After three matches in the K-League Classic, however, the club is in second place with two wins and a draw. Ulsan Hyundai is in first place on goal difference.
In its opener, Gwangju posted a draw, 2-2, against Incheon United, then beat Daejeon Citizen FC, 2-0, and edged Busan I’Park, 3-2, on March 21. All were away matches. Gwangju World Cup Stadium is undergoing maintenance ahead of the Summer Universiade in July, so the club won’t have a home match until the end of this month.
“I’m still dazed about the results, but the players are doing well,” said Gwangju coach Nam Ki-il. “We are still in the process of creating the team’s style, but our team is now full of confidence after getting some results.”
When asked why the team has been performing well, Nam, who joined the club in 2011 as an assistant coach, said “desperation” was the key.
Gwangju FC, which was founded in 2010, was the first club to be relegated when the promotion and relegation system was adopted in 2012.
“No one cared about us when we got relegated back then,” said Nam. “The players don’t want to be in that kind of atmosphere again and that serves as a good motivation for us.”

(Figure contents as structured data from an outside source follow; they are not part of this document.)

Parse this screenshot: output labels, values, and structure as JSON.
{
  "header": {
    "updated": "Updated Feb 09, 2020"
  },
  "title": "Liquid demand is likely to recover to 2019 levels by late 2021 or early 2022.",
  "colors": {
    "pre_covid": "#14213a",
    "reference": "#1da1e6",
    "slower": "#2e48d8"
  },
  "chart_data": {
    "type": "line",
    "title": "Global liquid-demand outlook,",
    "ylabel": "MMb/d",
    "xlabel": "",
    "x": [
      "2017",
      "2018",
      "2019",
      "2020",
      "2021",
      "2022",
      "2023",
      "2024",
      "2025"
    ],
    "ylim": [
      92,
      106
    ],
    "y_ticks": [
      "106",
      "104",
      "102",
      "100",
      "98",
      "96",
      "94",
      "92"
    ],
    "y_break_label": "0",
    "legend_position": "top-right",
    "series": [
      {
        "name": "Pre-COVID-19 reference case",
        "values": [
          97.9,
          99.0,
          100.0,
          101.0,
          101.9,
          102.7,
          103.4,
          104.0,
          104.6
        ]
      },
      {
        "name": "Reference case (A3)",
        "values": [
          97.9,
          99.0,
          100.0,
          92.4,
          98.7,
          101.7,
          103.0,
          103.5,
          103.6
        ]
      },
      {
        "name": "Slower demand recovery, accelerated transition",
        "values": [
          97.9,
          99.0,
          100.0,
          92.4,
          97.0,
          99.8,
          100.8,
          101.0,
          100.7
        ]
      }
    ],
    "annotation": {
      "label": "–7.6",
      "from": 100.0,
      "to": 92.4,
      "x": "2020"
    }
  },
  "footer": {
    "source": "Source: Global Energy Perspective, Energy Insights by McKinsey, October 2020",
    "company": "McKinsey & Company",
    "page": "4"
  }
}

Nam, 40, is the youngest coach in K-League Classic and favors attacking football. In the past three matches, the team scored seven goals, more than any other team.

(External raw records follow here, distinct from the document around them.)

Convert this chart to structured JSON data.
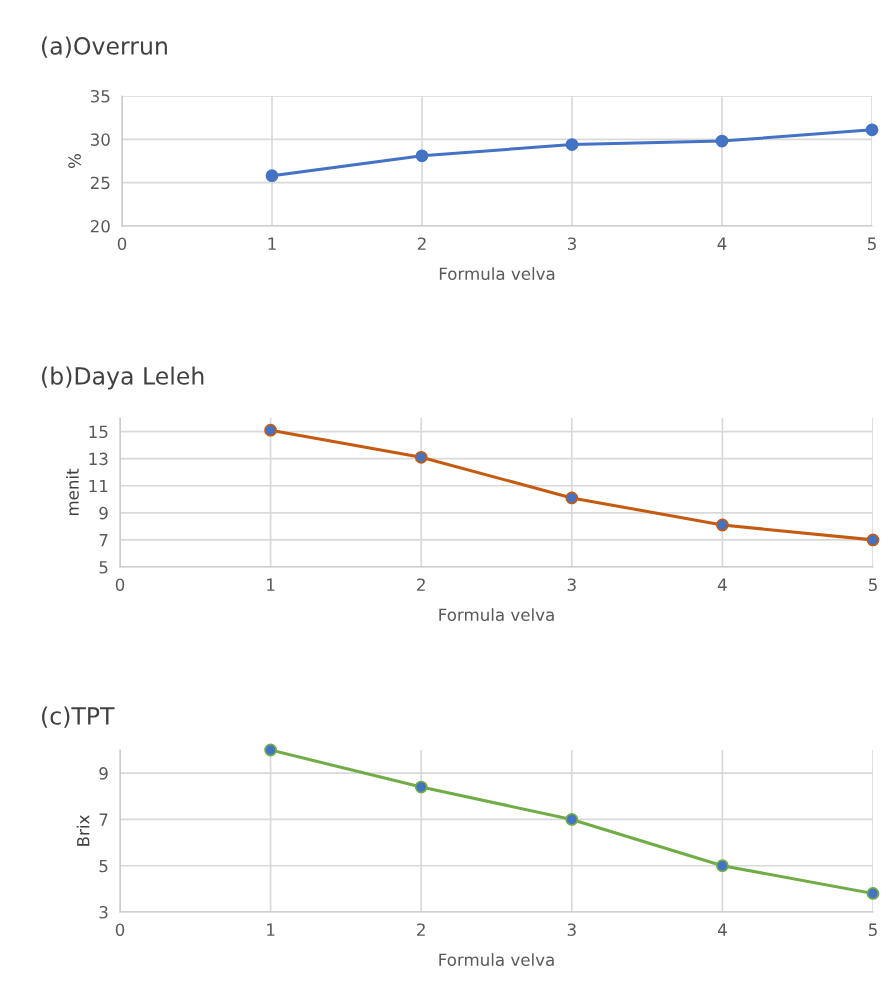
{
  "chart_data": [
    {
      "type": "line",
      "title": "(a)Overrun",
      "xlabel": "Formula velva",
      "ylabel": "%",
      "x": [
        1,
        2,
        3,
        4,
        5
      ],
      "xlim": [
        0,
        5
      ],
      "xticks": [
        0,
        1,
        2,
        3,
        4,
        5
      ],
      "ylim": [
        20,
        35
      ],
      "yticks": [
        20,
        25,
        30,
        35
      ],
      "grid": true,
      "marker": "circle",
      "line_style": "solid",
      "series": [
        {
          "color": "#4472c4",
          "colors": [
            "#4472c4",
            "#4472c4",
            "#4472c4",
            "#4472c4",
            "#4472c4"
          ],
          "values": [
            25.8,
            28.1,
            29.4,
            29.8,
            31.1
          ]
        }
      ]
    },
    {
      "type": "line",
      "title": "(b)Daya Leleh",
      "xlabel": "Formula velva",
      "ylabel": "menit",
      "x": [
        1,
        2,
        3,
        4,
        5
      ],
      "xlim": [
        0,
        5
      ],
      "xticks": [
        0,
        1,
        2,
        3,
        4,
        5
      ],
      "ylim": [
        5,
        16
      ],
      "yticks": [
        5,
        7,
        9,
        11,
        13,
        15
      ],
      "grid": true,
      "marker": "circle",
      "line_style": "solid",
      "series": [
        {
          "color": "#c55a11",
          "colors": [
            "#4472c4",
            "#4472c4",
            "#4472c4",
            "#4472c4",
            "#4472c4"
          ],
          "values": [
            15.1,
            13.1,
            10.1,
            8.1,
            7.0
          ]
        }
      ]
    },
    {
      "type": "line",
      "title": "(c)TPT",
      "xlabel": "Formula velva",
      "ylabel": "Brix",
      "x": [
        1,
        2,
        3,
        4,
        5
      ],
      "xlim": [
        0,
        5
      ],
      "xticks": [
        0,
        1,
        2,
        3,
        4,
        5
      ],
      "ylim": [
        3,
        10
      ],
      "yticks": [
        3,
        5,
        7,
        9
      ],
      "grid": true,
      "marker": "circle",
      "line_style": "solid",
      "series": [
        {
          "color": "#70ad47",
          "colors": [
            "#4472c4",
            "#4472c4",
            "#4472c4",
            "#4472c4",
            "#4472c4"
          ],
          "values": [
            10.0,
            8.4,
            7.0,
            5.0,
            3.8
          ]
        }
      ]
    }
  ]
}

Maybe this style comes from Nam’s previous experience as a forward. In his 12 K-League seasons with Bucheon SK, the Jeonnam Dragons and Seongnam Ilhwa Chunma, Nam recorded 40 goals and 34 assists in 277 matches. He said he prefers football that emphasizes ball possession.
“If you just lock and defend, you might somehow avoid relegation,” he said. “However, it is impossible for players to develop their skills and for the team to get better.”
But Gwangju’s real test has yet to come. Starting this weekend, it will play K-League Classic powerhouses like Ulsan, Jeonbuk and Jeju United.
Nam said he will not back down. The Kyunghee University graduate estimates Gwangju is playing at 70 percent of its potential and he will continue to push players to improve their condition and develop.
“Whichever team we meet, we will play our style of football,” the coach said. “Even if we meet top contender Jeonbuk, that philosophy won’t change.”
Meanwhile, due to the club’s impressive performance, the city of Gwangju has agreed to offer financial support.
The city government said it will first focus on selling season tickets to residents and encouraging regional companies to sponsor the team. Its goal is to bring the team 3 billion won ($2.7 million) in funding.
The city is preparing a supplementary budget for the team. It had originally allocated 2.5 billion won for the club, but said on Sunday that it would put in up to an additional 2.5 billion won.
“We hope Gwangju FC will become a football club that can really be loved by the citizens and become a driving force to promote pride and unity in the Gwangju community,” said a city official.